La pression chinoise autour de Taïwan continue de s'intensifier. Entre incursions maritimes, démonstrations militaires, opérations de garde-côtes et campagnes de pression psychologique, Pékin semble progressivement mettre en place une stratégie destinée à éroder la souveraineté de l'île sans déclencher un conflit ouvert.
Au cours des dernières semaines, les autorités taïwanaises ont signalé une multiplication des activités chinoises autour des îles Pratas, un archipel stratégique contrôlé par Taipei en mer de Chine méridionale. Des navires des garde-côtes chinois et des bâtiments de recherche océanographique ont été observés à proximité des eaux administrées par Taïwan, provoquant plusieurs face-à-face tendus entre les deux parties.
Selon les responsables taïwanais, ces opérations ne sont pas de simples patrouilles maritimes. Elles s'inscriraient dans une campagne plus large de « zone grise », une stratégie consistant à multiplier les provocations et les démonstrations de présence afin d'user progressivement la capacité de réaction de l'adversaire sans franchir le seuil d'une guerre déclarée.
Une pression militaire devenue quasi quotidienne
Parallèlement aux opérations maritimes, la Chine poursuit une activité aérienne intense autour de l'île.
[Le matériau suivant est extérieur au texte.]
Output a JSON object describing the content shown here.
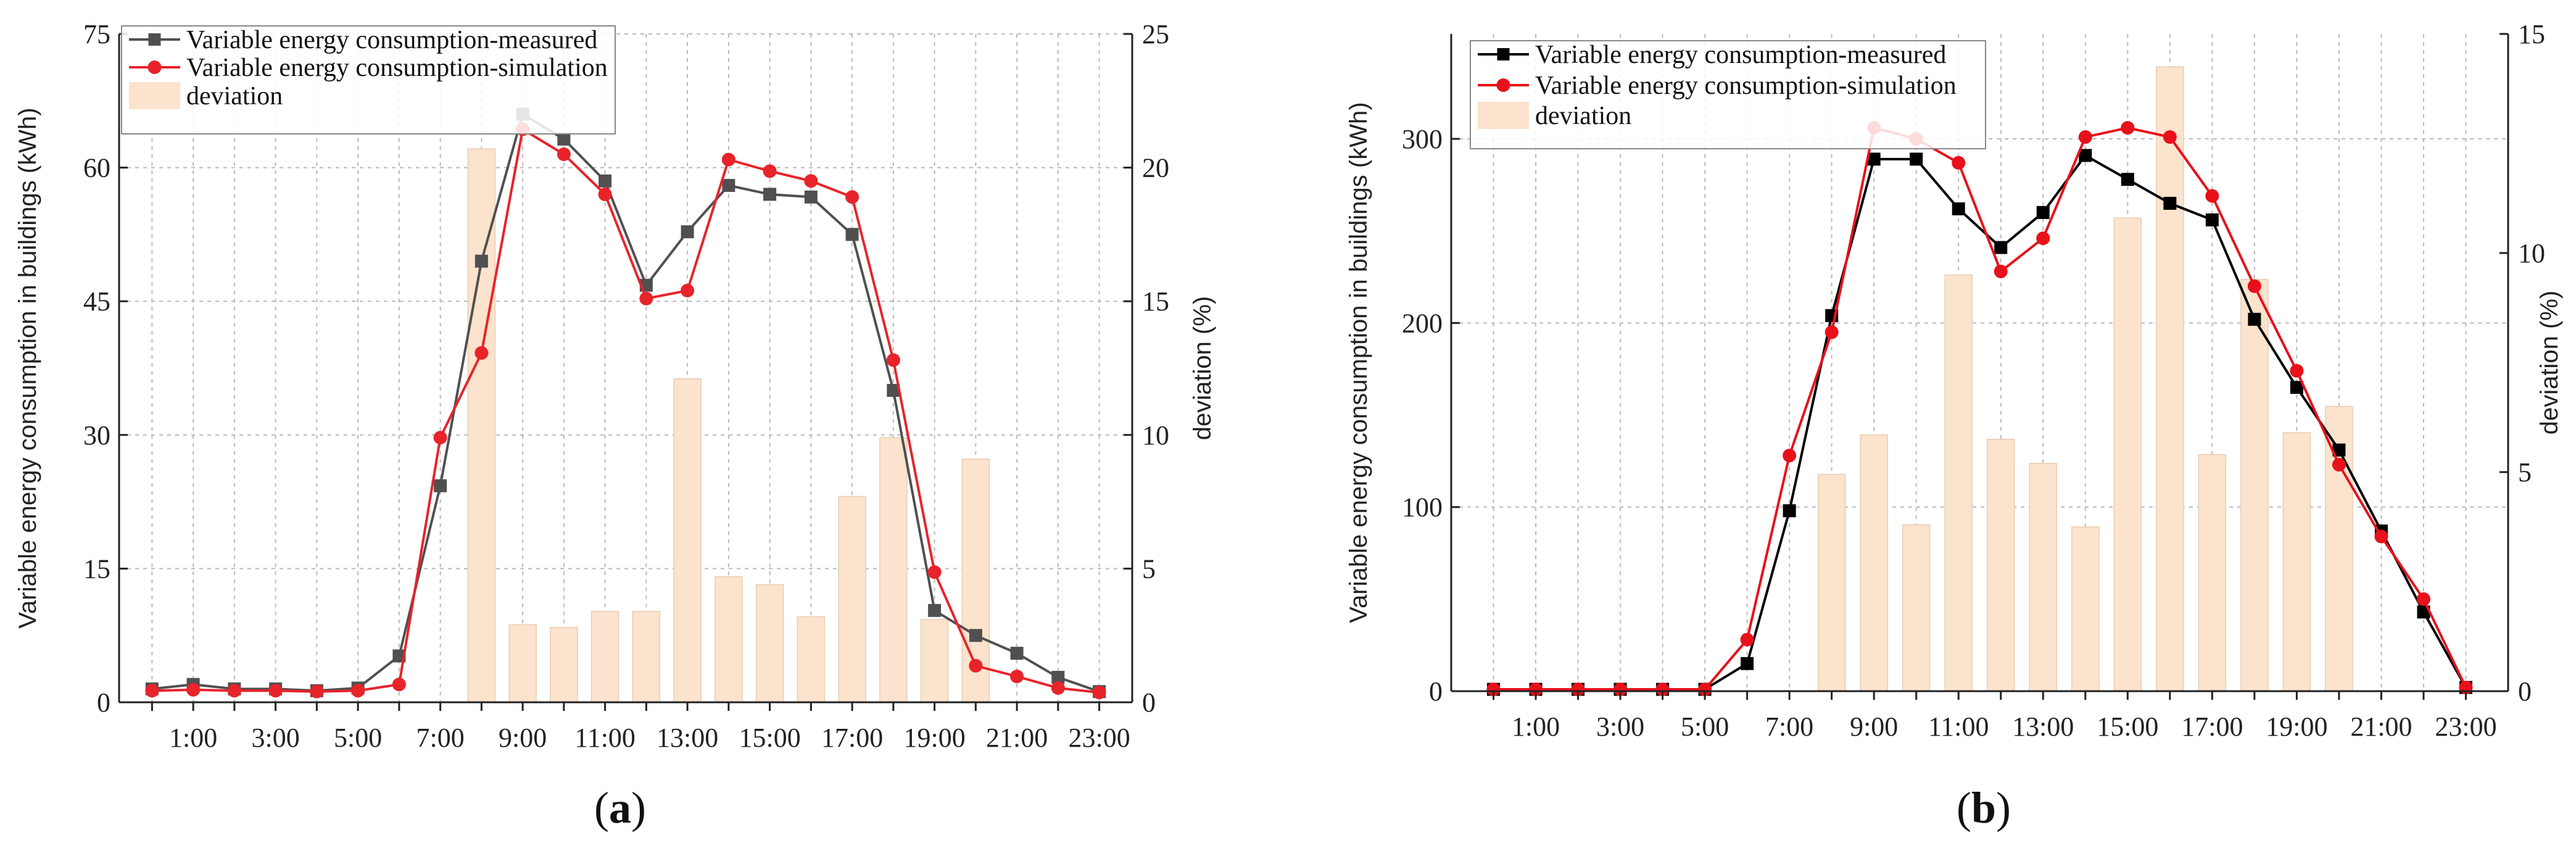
{
  "chart_data": [
    {
      "type": "line+bar",
      "panel_label": "a",
      "xlabel": "",
      "ylabel": "Variable energy consumption in buildings (kWh)",
      "y2label": "deviation (%)",
      "ylim": [
        0,
        75
      ],
      "y2lim": [
        0,
        25
      ],
      "yticks": [
        0,
        15,
        30,
        45,
        60,
        75
      ],
      "y2ticks": [
        0,
        5,
        10,
        15,
        20,
        25
      ],
      "xlim": [
        -0.8,
        23.8
      ],
      "xtick_values": [
        1,
        3,
        5,
        7,
        9,
        11,
        13,
        15,
        17,
        19,
        21,
        23
      ],
      "xtick_labels": [
        "1:00",
        "3:00",
        "5:00",
        "7:00",
        "9:00",
        "11:00",
        "13:00",
        "15:00",
        "17:00",
        "19:00",
        "21:00",
        "23:00"
      ],
      "grid": true,
      "legend_position": "top-left",
      "measured_color": "#505050",
      "simulation_color": "#e8232a",
      "bar_color": "#fbe3cd",
      "x": [
        0,
        1,
        2,
        3,
        4,
        5,
        6,
        7,
        8,
        9,
        10,
        11,
        12,
        13,
        14,
        15,
        16,
        17,
        18,
        19,
        20,
        21,
        22,
        23
      ],
      "series": [
        {
          "name": "Variable energy consumption-measured",
          "marker": "square",
          "values": [
            1.5,
            2.0,
            1.5,
            1.5,
            1.3,
            1.6,
            5.2,
            24.3,
            49.5,
            66.0,
            63.2,
            58.5,
            46.8,
            52.8,
            58.0,
            57.0,
            56.7,
            52.5,
            35.0,
            10.3,
            7.5,
            5.5,
            2.8,
            1.2
          ]
        },
        {
          "name": "Variable energy consumption-simulation",
          "marker": "circle",
          "values": [
            1.3,
            1.4,
            1.3,
            1.3,
            1.2,
            1.3,
            2.0,
            29.7,
            39.2,
            64.3,
            61.5,
            57.0,
            45.3,
            46.2,
            60.9,
            59.6,
            58.5,
            56.7,
            38.4,
            14.6,
            4.1,
            2.9,
            1.6,
            1.1
          ]
        }
      ],
      "deviation": {
        "name": "deviation",
        "x": [
          8,
          9,
          10,
          11,
          12,
          13,
          14,
          15,
          16,
          17,
          18,
          19,
          20
        ],
        "values": [
          20.7,
          2.9,
          2.8,
          3.4,
          3.4,
          12.1,
          4.7,
          4.4,
          3.2,
          7.7,
          9.9,
          3.1,
          9.1
        ]
      }
    },
    {
      "type": "line+bar",
      "panel_label": "b",
      "xlabel": "",
      "ylabel": "Variable energy consumption in buildings (kWh)",
      "y2label": "deviation (%)",
      "ylim": [
        0,
        357
      ],
      "y2lim": [
        0,
        15
      ],
      "yticks": [
        0,
        100,
        200,
        300
      ],
      "y2ticks": [
        0,
        5,
        10,
        15
      ],
      "xlim": [
        -1.0,
        24.0
      ],
      "xtick_values": [
        1,
        3,
        5,
        7,
        9,
        11,
        13,
        15,
        17,
        19,
        21,
        23
      ],
      "xtick_labels": [
        "1:00",
        "3:00",
        "5:00",
        "7:00",
        "9:00",
        "11:00",
        "13:00",
        "15:00",
        "17:00",
        "19:00",
        "21:00",
        "23:00"
      ],
      "grid": true,
      "legend_position": "top-left",
      "measured_color": "#000000",
      "simulation_color": "#e8101a",
      "bar_color": "#fbe3cd",
      "x": [
        0,
        1,
        2,
        3,
        4,
        5,
        6,
        7,
        8,
        9,
        10,
        11,
        12,
        13,
        14,
        15,
        16,
        17,
        18,
        19,
        20,
        21,
        22,
        23
      ],
      "series": [
        {
          "name": "Variable energy consumption-measured",
          "marker": "square",
          "values": [
            1,
            1,
            1,
            1,
            1,
            1,
            15,
            98,
            204,
            289,
            289,
            262,
            241,
            260,
            291,
            278,
            265,
            256,
            202,
            165,
            131,
            87,
            43,
            2
          ]
        },
        {
          "name": "Variable energy consumption-simulation",
          "marker": "circle",
          "values": [
            1,
            1,
            1,
            1,
            1,
            1,
            28,
            128,
            195,
            306,
            300,
            287,
            228,
            246,
            301,
            306,
            301,
            269,
            220,
            174,
            123,
            84,
            50,
            2
          ]
        }
      ],
      "deviation": {
        "name": "deviation",
        "x": [
          8,
          9,
          10,
          11,
          12,
          13,
          14,
          15,
          16,
          17,
          18,
          19,
          20
        ],
        "values": [
          4.95,
          5.85,
          3.8,
          9.5,
          5.75,
          5.2,
          3.75,
          10.8,
          14.25,
          5.4,
          9.4,
          5.9,
          6.5
        ]
      }
    }
  ]
}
Les autorités taïwanaises ont récemment détecté plusieurs dizaines d'appareils militaires chinois opérant à proximité de leur espace aérien, dont un nombre important a franchi la ligne médiane du détroit de Taïwan, autrefois considérée comme une frontière de fait entre les deux rives.
Cette présence militaire accrue s'inscrit dans une tendance observée depuis plusieurs années. Les exercices de l'Armée populaire de libération se sont multipliés et simulent régulièrement des scénarios de blocus ou d'encerclement de l'île.
Les îles Pratas, nouveau point de friction
Les îles Pratas occupent une place particulière dans cette confrontation.
Situées à plus de 400 kilomètres de Taïwan mais relativement proches de Hong Kong, elles sont considérées par plusieurs experts comme l'un des points les plus vulnérables du dispositif défensif taïwanais.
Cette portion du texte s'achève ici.